PHOENIX — The Texas Rangers were dealt a devastating blow then did what they seem to do every time adversity strikes this season: They dominated in the face of it.
Moments after learning that Max Scherzer and Adolis Garcia would be forced off their World Series roster because of injury, the Rangers put together arguably their most complete performance of this postseason, storming past the Arizona Diamondbacks with an 11-7 drubbing in Game 4 on Tuesday night.
The Rangers, with a 3-1 lead in the Series, are now one win away from solidifying the first championship in their 62-year franchise history.
They got there within the first three innings, scoring 10 of their runs before recording their ninth out and quieting a sold-out Chase Field crowd. Marcus Semien contributed a two-run triple in the second and a three-run homer in the third. Corey Seager unleashed a 431-foot home run off the facing of a wall beyond the right-center-field fence. And Travis Jankowski — the speedy, glove-first outfielder who replaced Garcia in right field — contributed a two-run double.
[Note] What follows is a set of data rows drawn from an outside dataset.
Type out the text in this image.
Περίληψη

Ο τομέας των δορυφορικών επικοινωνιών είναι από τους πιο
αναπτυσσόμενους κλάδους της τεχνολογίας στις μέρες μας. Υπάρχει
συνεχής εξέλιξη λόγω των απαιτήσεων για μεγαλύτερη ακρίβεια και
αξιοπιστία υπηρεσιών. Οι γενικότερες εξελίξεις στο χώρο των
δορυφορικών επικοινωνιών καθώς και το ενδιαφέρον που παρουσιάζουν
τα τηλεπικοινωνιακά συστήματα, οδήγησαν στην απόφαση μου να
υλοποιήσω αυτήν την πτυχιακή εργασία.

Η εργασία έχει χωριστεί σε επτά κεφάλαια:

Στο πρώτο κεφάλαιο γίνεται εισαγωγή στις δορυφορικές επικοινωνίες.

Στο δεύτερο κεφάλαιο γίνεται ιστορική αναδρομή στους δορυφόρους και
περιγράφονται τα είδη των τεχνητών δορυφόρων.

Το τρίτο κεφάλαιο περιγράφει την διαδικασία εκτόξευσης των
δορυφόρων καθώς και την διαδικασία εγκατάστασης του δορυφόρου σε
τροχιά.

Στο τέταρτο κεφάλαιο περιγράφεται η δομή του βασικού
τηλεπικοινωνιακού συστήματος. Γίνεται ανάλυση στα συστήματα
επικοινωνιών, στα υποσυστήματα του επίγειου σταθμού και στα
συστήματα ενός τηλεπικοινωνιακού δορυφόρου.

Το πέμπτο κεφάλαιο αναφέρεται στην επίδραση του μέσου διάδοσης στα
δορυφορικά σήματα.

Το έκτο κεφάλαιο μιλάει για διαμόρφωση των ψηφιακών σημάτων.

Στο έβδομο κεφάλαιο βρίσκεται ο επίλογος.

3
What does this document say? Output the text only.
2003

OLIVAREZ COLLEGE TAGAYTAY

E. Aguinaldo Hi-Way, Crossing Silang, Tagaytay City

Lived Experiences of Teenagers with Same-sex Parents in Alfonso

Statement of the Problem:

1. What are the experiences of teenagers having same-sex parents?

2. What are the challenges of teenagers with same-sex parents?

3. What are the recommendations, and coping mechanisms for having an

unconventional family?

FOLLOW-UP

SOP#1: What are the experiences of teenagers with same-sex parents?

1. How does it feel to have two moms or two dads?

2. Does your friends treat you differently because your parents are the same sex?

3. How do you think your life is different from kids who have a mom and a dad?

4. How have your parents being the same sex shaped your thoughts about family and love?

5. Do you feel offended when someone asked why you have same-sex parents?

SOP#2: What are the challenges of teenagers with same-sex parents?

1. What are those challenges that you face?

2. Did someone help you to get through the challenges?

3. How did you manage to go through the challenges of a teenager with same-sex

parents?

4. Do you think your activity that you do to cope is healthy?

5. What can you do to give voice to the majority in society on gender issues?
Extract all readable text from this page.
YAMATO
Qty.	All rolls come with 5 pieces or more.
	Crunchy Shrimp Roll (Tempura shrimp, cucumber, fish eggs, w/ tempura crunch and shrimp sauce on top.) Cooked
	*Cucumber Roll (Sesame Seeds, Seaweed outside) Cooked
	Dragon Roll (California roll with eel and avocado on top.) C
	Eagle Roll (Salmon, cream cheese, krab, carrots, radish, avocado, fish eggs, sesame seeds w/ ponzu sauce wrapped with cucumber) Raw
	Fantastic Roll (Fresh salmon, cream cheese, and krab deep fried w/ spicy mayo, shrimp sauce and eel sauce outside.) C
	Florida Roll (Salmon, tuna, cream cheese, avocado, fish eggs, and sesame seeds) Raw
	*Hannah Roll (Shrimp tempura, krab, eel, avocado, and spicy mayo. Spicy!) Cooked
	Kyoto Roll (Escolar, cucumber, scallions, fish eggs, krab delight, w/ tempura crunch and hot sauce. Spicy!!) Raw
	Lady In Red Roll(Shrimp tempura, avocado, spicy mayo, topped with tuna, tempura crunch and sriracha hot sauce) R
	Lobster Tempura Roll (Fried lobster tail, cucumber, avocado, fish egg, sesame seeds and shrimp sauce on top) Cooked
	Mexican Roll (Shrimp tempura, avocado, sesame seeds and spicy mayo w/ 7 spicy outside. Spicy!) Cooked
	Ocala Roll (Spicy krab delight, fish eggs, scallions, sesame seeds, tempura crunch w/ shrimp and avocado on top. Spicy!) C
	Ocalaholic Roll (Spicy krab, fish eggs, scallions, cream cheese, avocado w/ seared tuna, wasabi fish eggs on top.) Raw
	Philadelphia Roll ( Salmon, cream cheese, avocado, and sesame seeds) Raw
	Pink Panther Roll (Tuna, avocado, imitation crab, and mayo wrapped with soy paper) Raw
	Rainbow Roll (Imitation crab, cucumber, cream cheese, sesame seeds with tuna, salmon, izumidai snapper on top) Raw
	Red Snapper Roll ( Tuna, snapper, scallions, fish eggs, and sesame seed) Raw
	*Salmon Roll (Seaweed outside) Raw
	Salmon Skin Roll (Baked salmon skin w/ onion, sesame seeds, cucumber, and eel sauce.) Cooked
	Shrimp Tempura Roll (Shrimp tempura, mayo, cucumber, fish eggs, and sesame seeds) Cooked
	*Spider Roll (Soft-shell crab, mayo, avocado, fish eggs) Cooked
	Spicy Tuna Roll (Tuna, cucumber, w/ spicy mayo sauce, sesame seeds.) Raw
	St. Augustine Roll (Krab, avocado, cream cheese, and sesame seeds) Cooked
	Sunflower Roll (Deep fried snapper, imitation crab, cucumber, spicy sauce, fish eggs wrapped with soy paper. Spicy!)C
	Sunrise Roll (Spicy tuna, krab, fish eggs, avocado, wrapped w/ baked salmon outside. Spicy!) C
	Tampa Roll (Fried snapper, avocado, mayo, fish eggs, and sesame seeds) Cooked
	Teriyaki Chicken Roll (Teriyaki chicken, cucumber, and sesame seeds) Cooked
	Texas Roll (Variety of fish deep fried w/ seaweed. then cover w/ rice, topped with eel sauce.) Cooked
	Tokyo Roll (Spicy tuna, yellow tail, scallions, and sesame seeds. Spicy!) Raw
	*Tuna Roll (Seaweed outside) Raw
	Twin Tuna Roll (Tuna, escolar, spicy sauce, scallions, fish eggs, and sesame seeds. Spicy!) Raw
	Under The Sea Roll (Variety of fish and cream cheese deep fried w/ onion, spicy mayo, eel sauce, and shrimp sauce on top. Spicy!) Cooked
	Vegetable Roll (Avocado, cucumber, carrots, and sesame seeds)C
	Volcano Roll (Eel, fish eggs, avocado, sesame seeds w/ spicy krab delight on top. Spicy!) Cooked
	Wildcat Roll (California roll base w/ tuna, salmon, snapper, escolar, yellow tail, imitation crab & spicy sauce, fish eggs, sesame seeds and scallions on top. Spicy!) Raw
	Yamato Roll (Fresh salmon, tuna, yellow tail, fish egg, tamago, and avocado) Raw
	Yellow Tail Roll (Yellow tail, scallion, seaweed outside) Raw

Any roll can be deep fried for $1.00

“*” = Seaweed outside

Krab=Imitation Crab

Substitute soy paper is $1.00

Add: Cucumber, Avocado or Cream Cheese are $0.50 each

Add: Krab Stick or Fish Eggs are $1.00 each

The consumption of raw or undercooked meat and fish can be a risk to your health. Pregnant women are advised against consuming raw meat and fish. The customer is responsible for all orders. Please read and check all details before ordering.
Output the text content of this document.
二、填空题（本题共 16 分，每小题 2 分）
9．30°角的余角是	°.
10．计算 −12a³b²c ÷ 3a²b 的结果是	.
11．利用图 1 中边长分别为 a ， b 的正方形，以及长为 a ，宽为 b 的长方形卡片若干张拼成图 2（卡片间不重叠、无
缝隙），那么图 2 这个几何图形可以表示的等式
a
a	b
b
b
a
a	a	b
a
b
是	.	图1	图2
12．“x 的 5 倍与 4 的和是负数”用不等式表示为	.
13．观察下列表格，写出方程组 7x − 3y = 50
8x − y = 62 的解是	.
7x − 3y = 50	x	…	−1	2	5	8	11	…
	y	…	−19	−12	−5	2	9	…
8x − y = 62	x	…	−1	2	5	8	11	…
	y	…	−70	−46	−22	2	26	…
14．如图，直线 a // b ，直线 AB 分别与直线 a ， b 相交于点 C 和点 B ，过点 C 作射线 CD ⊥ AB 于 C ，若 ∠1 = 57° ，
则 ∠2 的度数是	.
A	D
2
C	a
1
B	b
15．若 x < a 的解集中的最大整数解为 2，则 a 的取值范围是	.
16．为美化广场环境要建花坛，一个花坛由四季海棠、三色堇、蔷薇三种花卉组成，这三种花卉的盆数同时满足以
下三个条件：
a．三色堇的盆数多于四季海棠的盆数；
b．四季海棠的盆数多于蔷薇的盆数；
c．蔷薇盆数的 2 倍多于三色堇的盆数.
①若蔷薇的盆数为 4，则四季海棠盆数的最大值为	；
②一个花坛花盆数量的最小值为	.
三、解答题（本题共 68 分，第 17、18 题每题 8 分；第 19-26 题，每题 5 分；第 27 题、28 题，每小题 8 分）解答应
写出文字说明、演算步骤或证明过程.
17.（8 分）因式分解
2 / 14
Andrew Heaney cruised in the midst of the Rangers’ onslaught, contributing five innings of one-run ball on 80 pitches and pitching much deeper into the game than anybody anticipated. The Rangers — like the Diamondbacks — were planning to stage some semblance of a bullpen game. Instead, Heaney lasted long enough to capture the first postseason win of his 10-year career.
The D-backs’ best chance came in the fourth, an inning that began with two runners in scoring position and ended with only one run. By the time they scored again — in a four-run eighth inning highlighted by Lourdes Gurriel Jr.‘s three-run homer — it was far too late.
The Rangers, who saw Scherzer suffer back spasms while pitching early in Game 3 and Garcia sustain an oblique strain later in that same contest, have now won 10 consecutive road games this postseason.
One more and they’ll be World Series champions.